Switch it to sleep mode with a press of a button, and an LED indicator will let you know that you’ve made the change successfully.
The Up is sold in sized bands, so there is no chance of swapping the band for a new one, or customising it like you can with the Fitbit Flex. You get what you pay for.
The updated Up24 band will keep much of what was good about the original - long battery life, sleep and movement tracking - and throws in wireless syncing.
It’s due on sale this spring.
Our rating: 3/5
Nike+ FuelBand SE
The FuelBand SE is the follow-up to the original Fuelband, and on the outside, you'd be hard-pressed to find much to differentiate the two.

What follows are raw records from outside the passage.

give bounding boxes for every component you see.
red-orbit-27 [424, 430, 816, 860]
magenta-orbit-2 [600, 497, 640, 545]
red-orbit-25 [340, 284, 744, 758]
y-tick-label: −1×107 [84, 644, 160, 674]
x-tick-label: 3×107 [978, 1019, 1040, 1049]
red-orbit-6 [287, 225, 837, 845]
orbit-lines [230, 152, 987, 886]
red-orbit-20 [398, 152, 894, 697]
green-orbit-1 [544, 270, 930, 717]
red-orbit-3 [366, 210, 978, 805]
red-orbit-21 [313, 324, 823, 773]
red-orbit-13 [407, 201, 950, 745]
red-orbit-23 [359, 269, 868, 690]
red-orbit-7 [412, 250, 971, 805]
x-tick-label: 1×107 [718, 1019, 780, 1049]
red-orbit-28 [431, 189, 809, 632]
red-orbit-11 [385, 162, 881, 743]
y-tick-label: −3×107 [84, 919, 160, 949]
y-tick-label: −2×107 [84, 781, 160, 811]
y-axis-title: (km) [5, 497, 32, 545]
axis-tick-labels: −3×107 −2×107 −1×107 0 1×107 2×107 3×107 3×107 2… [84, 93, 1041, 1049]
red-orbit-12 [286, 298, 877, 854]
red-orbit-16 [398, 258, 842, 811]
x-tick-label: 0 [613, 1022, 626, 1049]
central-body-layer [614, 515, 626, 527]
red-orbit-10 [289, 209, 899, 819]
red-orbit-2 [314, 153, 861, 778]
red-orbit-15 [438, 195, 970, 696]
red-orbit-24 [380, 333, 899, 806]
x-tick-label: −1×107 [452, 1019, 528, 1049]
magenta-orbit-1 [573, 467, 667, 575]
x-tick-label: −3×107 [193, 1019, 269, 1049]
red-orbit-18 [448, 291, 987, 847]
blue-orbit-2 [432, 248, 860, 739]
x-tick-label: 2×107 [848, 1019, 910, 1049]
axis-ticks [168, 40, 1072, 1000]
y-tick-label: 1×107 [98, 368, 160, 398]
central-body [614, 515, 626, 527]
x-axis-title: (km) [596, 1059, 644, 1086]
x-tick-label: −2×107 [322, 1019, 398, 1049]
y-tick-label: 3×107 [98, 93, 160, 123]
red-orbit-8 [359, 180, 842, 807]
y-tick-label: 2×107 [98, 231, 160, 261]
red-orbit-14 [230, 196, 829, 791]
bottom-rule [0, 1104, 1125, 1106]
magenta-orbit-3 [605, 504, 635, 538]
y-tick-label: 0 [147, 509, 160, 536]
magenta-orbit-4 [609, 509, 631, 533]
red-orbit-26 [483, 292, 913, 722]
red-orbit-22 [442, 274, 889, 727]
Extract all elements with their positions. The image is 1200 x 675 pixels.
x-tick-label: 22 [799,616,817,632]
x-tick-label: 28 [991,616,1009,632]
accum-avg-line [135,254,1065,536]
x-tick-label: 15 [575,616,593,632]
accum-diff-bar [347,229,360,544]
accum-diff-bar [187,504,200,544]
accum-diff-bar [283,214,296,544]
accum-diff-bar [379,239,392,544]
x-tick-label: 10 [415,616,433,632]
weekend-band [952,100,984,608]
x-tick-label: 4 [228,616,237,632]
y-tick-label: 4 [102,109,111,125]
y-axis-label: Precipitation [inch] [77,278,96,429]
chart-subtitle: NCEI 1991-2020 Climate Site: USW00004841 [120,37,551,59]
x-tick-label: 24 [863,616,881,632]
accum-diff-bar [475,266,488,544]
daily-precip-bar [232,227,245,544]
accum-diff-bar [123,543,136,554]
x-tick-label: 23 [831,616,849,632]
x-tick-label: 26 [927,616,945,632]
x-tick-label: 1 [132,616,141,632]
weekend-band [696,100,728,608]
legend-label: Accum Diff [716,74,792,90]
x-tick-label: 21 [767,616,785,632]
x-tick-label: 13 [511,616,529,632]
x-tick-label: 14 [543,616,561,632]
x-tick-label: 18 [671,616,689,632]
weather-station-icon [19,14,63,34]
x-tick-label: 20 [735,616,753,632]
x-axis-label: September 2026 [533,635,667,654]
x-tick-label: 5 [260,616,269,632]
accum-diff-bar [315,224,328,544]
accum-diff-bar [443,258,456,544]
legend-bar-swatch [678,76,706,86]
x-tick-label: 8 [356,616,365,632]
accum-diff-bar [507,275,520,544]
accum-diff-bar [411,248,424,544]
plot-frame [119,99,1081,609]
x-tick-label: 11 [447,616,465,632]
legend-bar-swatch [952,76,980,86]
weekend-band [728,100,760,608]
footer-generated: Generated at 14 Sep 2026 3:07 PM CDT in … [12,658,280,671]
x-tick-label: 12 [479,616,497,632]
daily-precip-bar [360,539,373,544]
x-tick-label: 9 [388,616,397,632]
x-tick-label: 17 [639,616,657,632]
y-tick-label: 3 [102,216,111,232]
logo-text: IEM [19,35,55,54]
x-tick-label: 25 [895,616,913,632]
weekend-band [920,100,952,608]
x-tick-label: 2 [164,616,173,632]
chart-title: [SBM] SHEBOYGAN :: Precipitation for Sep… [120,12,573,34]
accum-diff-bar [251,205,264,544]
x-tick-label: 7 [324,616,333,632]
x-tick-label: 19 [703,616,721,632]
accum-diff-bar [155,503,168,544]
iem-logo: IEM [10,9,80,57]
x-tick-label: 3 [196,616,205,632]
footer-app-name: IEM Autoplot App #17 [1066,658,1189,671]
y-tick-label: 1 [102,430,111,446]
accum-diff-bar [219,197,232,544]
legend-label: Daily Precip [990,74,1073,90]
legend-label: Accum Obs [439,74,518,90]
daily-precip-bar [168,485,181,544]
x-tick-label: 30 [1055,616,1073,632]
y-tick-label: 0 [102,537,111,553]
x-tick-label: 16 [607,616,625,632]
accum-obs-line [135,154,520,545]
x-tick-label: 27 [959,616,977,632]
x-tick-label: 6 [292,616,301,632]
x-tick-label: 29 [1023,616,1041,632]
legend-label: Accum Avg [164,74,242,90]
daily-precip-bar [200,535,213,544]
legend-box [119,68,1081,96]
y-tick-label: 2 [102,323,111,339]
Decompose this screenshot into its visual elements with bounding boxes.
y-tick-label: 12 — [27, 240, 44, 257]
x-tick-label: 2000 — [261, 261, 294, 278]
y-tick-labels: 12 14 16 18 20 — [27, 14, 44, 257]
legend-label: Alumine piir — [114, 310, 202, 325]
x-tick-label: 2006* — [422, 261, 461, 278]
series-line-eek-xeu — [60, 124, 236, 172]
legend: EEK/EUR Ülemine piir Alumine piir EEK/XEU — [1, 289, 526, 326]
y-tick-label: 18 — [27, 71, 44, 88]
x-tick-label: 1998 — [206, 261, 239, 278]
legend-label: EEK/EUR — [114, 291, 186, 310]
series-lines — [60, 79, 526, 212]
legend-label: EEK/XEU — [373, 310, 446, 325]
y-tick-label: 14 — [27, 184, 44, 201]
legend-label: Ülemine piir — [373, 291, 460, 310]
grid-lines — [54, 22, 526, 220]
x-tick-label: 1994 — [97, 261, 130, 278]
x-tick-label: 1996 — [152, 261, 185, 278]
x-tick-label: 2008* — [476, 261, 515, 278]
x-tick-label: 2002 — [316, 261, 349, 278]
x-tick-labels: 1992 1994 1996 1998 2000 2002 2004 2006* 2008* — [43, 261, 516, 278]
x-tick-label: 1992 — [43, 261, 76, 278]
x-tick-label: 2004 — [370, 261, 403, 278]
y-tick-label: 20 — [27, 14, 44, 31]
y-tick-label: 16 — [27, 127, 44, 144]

The SE comes in better colours, and it’s more water-resistant than the original, but is that worth the upgrade? The band performs the same functions: it measures your steps, tracks calories burned and converts all your movement into Nike Fuel points so you can keep track of how well (or badly) you are doing compared to previous days.
Nike’s Fuelband also acts as a watch, displaying everything on an LED light display, and the obligatory app to sync the information with and track online. But Nike has improved the sensors in the SE, so it’s more accurate and less susceptible to cheating. It’s not simply movement that’s measured – you could fool the original band by waving your arm a lot – but how often you move and the intensity of it. The Bluetooth 4.0 means it will send data to your mobile device in real time – not when you remember to sync it.